Omstreeks 1280 werd hij geboren te Sint-Anna-ter-Muiden. Zijn list, onverschrokkenheid en krijgsmanskunst heeft hij kunnen gebruiken in een tijd, waarin de handel in de middeleeuwen hoog opbloeide en waar roof en onderlinge ruzies tussen de staten het voorspel vormden voor de 100-jarige oorlog (1337-1437). In die tijd heeft Engeland een groot deel van Frankrijk bezet. Wij zullen zijn rondzwervingen nagaan in Vlaanderen, Schotland en Engeland.


  • Piraterij


Op 17 november 1306 vraagt de kapitein van Philips de Schone in Douai aan graaf Robrecht van Vlaanderen om een rechtsprocedure aan te gaan met Johan Crabbe, omdat de kapitein rapport had uitgebracht over de roof van het schip "Waardebourc" bij de haven van La Rochelle. Deze roof omvatte onder meer 160 vaten wijn. Bij verstek wordt Johan Crabbe veroordeeld. In het verdrag tenslotte van Pontoise (juni 1312) tussen de graven Robrecht en Willem, graaf van Henegouwen, Holland en Zeeland, met Philips de Schone als arbiter, wordt de schuld erkend aan De le Waerde uit Dordrecht, wiens eigendom het schip was.
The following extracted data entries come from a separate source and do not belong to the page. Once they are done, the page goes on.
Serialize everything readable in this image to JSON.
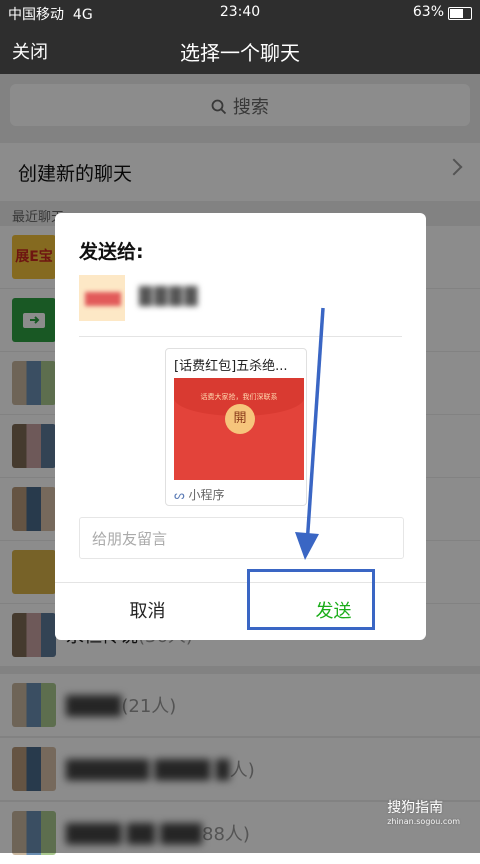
{
  "status_bar": {
    "carrier": "中国移动",
    "network": "4G",
    "time": "23:40",
    "battery": "63%"
  },
  "nav": {
    "close_label": "关闭",
    "title": "选择一个聊天"
  },
  "search": {
    "label": "搜索"
  },
  "new_chat": {
    "label": "创建新的聊天"
  },
  "recent_header": "最近聊天",
  "chat_rows": [
    {
      "name": "展E宝",
      "count": ""
    },
    {
      "name": "",
      "count": ""
    },
    {
      "name": "",
      "count": ""
    },
    {
      "name": "",
      "count": ""
    },
    {
      "name": "",
      "count": ""
    },
    {
      "name": "",
      "count": ""
    },
    {
      "name": "永恒传说",
      "count": "(36人)"
    },
    {
      "name": "",
      "count": "(21人)"
    },
    {
      "name": "",
      "count": "人)"
    },
    {
      "name": "",
      "count": "88人)"
    }
  ],
  "dialog": {
    "title": "发送给:",
    "card_title": "[话费红包]五杀绝...",
    "card_caption": "话费大家抢，我们深联系",
    "card_coin": "開",
    "card_footer": "小程序",
    "message_placeholder": "给朋友留言",
    "cancel_label": "取消",
    "send_label": "发送"
  },
  "watermark": {
    "brand": "搜狗指南",
    "url": "zhinan.sogou.com"
  },
  "colors": {
    "send_green": "#1aad19",
    "annotation_blue": "#3a66c4",
    "nav_bg": "#2e2e2e"
  }
}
Een tweede, vanwege zijn omvang zeer bekende zeeroof, betrof die in het voorjaar 1310, waarbij het schip van Alice de gravin van Marshall bij Dover op weg naar Londen het slachtoffer werd. De buit bestond uit juwelen, goud, zilver en weefsels voor bij elkaar voor 2000 l (l= livre/pond) aan waarde. Het schip van Johan Crabbe was genaamd : "De la Mue". Weer werd Robrecht, graaf van Vlaanderen verzocht de schuldige voor de rechter te brengen in een brief van 28 mei 1310. Pas in 1315 kwam het antwoord, dat wel de schuldigen veroordeeld werden, maar dat schadevergoeding onmogelijk was. Johan Crabbe was namelijk naar Aberdeen gevlucht. Daar zaten al meer Vlamingen om Engelse schepen te beroven onder het welgevallig oog van het Schotse koningshuis. Als gevolg hiervan werden bezittingen van Vlamingen in Engeland geconfisceerd. In deze tijd werden door Johan Crabbe onder meer 89 zakken wol van Engelse schepen geroofd. Een poging van de Engelse koning Edward II, ook op verzoek van de Franse Lodewijk X, om na vele roverijen op de Noordzee, de Vlamingen uit Engeland te weren en hun goederen te confisceren liep op niets uit.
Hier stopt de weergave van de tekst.